Since my father died early last year, I’ve been preoccupied with thoughts of things ending. I’ve always wondered why people are afraid to be told that they look old, or why my friends loathe being reminded that good things will end. I’ve been curious as to why the end of something is a bad thing.
While I was in Kansas over the summer, my friend Noah sent me a picture of a piano that someone had thrown away. It was sitting in a dumpster, keys missing, hammers jutting and strings curling out. He added a caption: “This makes me want to weep.” I didn’t think so. I thought the piano had a somber beauty to it, something so rare but still so permanent.
The sun rises and sets. The tide goes in and out.

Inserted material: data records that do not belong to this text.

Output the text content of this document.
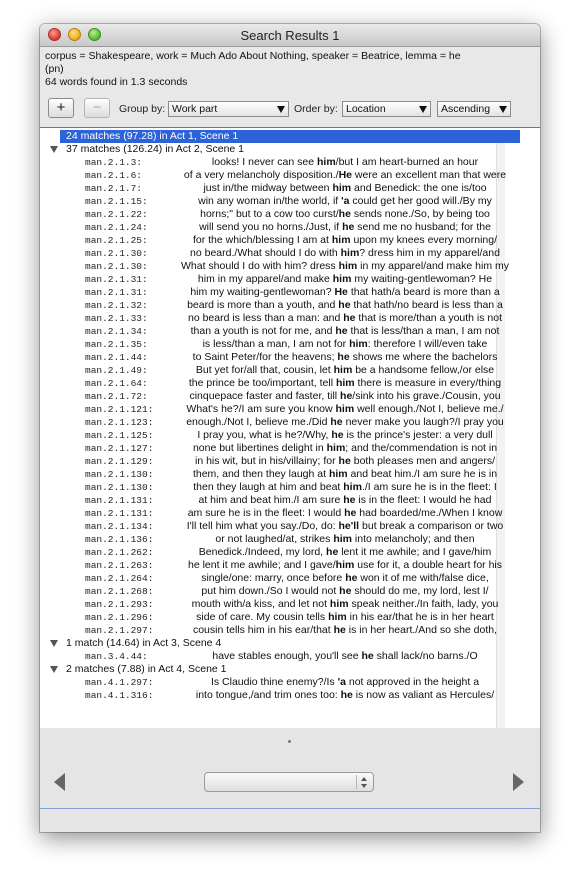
Search Results 1
corpus = Shakespeare, work = Much Ado About Nothing, speaker = Beatrice, lemma = he
(pn)
64 words found in 1.3 seconds
+	−	Group by: Work part	Order by: Location	Ascending
24 matches (97.28) in Act 1, Scene 1
37 matches (126.24) in Act 2, Scene 1
man.2.1.3:	looks! I never can see him/but I am heart-burned an hour
man.2.1.6:	of a very melancholy disposition./He were an excellent man that were
man.2.1.7:	just in/the midway between him and Benedick: the one is/too
man.2.1.15:	win any woman in/the world, if 'a could get her good will./By my
man.2.1.22:	horns;" but to a cow too curst/he sends none./So, by being too
man.2.1.24:	will send you no horns./Just, if he send me no husband; for the
man.2.1.25:	for the which/blessing I am at him upon my knees every morning/
man.2.1.30:	no beard./What should I do with him? dress him in my apparel/and
man.2.1.30:	What should I do with him? dress him in my apparel/and make him my
man.2.1.31:	him in my apparel/and make him my waiting-gentlewoman? He
man.2.1.31:	him my waiting-gentlewoman? He that hath/a beard is more than a
man.2.1.32:	beard is more than a youth, and he that hath/no beard is less than a
man.2.1.33:	no beard is less than a man: and he that is more/than a youth is not
man.2.1.34:	than a youth is not for me, and he that is less/than a man, I am not
man.2.1.35:	is less/than a man, I am not for him: therefore I will/even take
man.2.1.44:	to Saint Peter/for the heavens; he shows me where the bachelors
man.2.1.49:	But yet for/all that, cousin, let him be a handsome fellow,/or else
man.2.1.64:	the prince be too/important, tell him there is measure in every/thing
man.2.1.72:	cinquepace faster and faster, till he/sink into his grave./Cousin, you
man.2.1.121:	What's he?/I am sure you know him well enough./Not I, believe me./
man.2.1.123:	enough./Not I, believe me./Did he never make you laugh?/I pray you
man.2.1.125:	I pray you, what is he?/Why, he is the prince's jester: a very dull
man.2.1.127:	none but libertines delight in him; and the/commendation is not in
man.2.1.129:	in his wit, but in his/villainy; for he both pleases men and angers/
man.2.1.130:	them, and then they laugh at him and beat him./I am sure he is in
man.2.1.130:	then they laugh at him and beat him./I am sure he is in the fleet: I
man.2.1.131:	at him and beat him./I am sure he is in the fleet: I would he had
man.2.1.131:	am sure he is in the fleet: I would he had boarded/me./When I know
man.2.1.134:	I'll tell him what you say./Do, do: he'll but break a comparison or two
man.2.1.136:	or not laughed/at, strikes him into melancholy; and then
man.2.1.262:	Benedick./Indeed, my lord, he lent it me awhile; and I gave/him
man.2.1.263:	he lent it me awhile; and I gave/him use for it, a double heart for his
man.2.1.264:	single/one: marry, once before he won it of me with/false dice,
man.2.1.268:	put him down./So I would not he should do me, my lord, lest I/
man.2.1.293:	mouth with/a kiss, and let not him speak neither./In faith, lady, you
man.2.1.296:	side of care. My cousin tells him in his ear/that he is in her heart
man.2.1.297:	cousin tells him in his ear/that he is in her heart./And so she doth,
1 match (14.64) in Act 3, Scene 4
man.3.4.44:	have stables enough, you'll see he shall lack/no barns./O
2 matches (7.88) in Act 4, Scene 1
man.4.1.297:	Is Claudio thine enemy?/Is 'a not approved in the height a
man.4.1.316:	into tongue,/and trim ones too: he is now as valiant as Hercules/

We don’t remember the names of our ancestors; how could we? In the movements of time, everything has to come and go. Jesus knew this. Jesus always knew. “Do not store up for yourselves treasures on earth, where moth and rust consume and where thieves break in and steal. Where your treasure is, there your heart will be also.” In that statement, our interests are defined as outside the temporary. Beyond the veil, if you’ll excuse the saying.
Don’t misunderstand me. I’m not saying get rid of your car or throw away your life savings. Neither am I vying for some sort of minimalist living, although we could all do with less excess. No, I’m saying be ready for when things end. Be prepared for when all of your college friends go their separate ways, when your smartphone breaks, and when your car breaks down. Every one of these will eventually happen.

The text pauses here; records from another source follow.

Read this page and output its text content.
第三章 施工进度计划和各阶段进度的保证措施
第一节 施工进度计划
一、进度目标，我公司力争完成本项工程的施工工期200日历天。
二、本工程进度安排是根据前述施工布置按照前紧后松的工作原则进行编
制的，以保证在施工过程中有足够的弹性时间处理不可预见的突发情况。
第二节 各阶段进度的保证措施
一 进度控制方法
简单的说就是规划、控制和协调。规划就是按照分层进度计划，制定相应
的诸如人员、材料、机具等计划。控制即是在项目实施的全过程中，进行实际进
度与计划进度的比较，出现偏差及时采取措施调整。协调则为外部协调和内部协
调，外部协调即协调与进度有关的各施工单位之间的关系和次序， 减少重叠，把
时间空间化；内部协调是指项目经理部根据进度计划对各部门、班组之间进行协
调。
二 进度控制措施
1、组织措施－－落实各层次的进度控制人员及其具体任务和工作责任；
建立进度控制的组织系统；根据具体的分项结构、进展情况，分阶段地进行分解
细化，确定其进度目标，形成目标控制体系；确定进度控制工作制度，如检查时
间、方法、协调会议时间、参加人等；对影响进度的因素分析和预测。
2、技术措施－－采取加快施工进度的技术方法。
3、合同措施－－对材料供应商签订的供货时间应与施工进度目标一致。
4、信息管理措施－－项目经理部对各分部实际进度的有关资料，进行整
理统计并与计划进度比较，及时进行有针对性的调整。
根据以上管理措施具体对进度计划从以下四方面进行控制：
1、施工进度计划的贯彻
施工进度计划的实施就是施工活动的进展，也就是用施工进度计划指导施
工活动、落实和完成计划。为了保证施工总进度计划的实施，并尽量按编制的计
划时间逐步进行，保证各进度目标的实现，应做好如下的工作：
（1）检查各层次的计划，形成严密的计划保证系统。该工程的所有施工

I’m saying don’t fight it; there’s no reason to fight it. You’d have a better time trying to change the course of the Mississippi River than trying to fight change. Everything ends, and everything begins. Your parents probably understand this. Between your grandparents and you, I’d expect that they see the timeline. Don’t worry about it. In the time that this article was written, thousands of people left this earth, but thousands also arrived. It’s the way things go.
We are the crop burning. We are the old making way for the new. All the beauty in the world will eventually come to an end. Just as the sun sets, and the sun rises. How many sunsets will you see in your life? The best songs, the best films, the best friends will all reach an end.
But this is not bad. The passing of time ushers in the new and leaves behind the old. What is the fear that we have? What is the sadness? It is nothing but the passing of grief.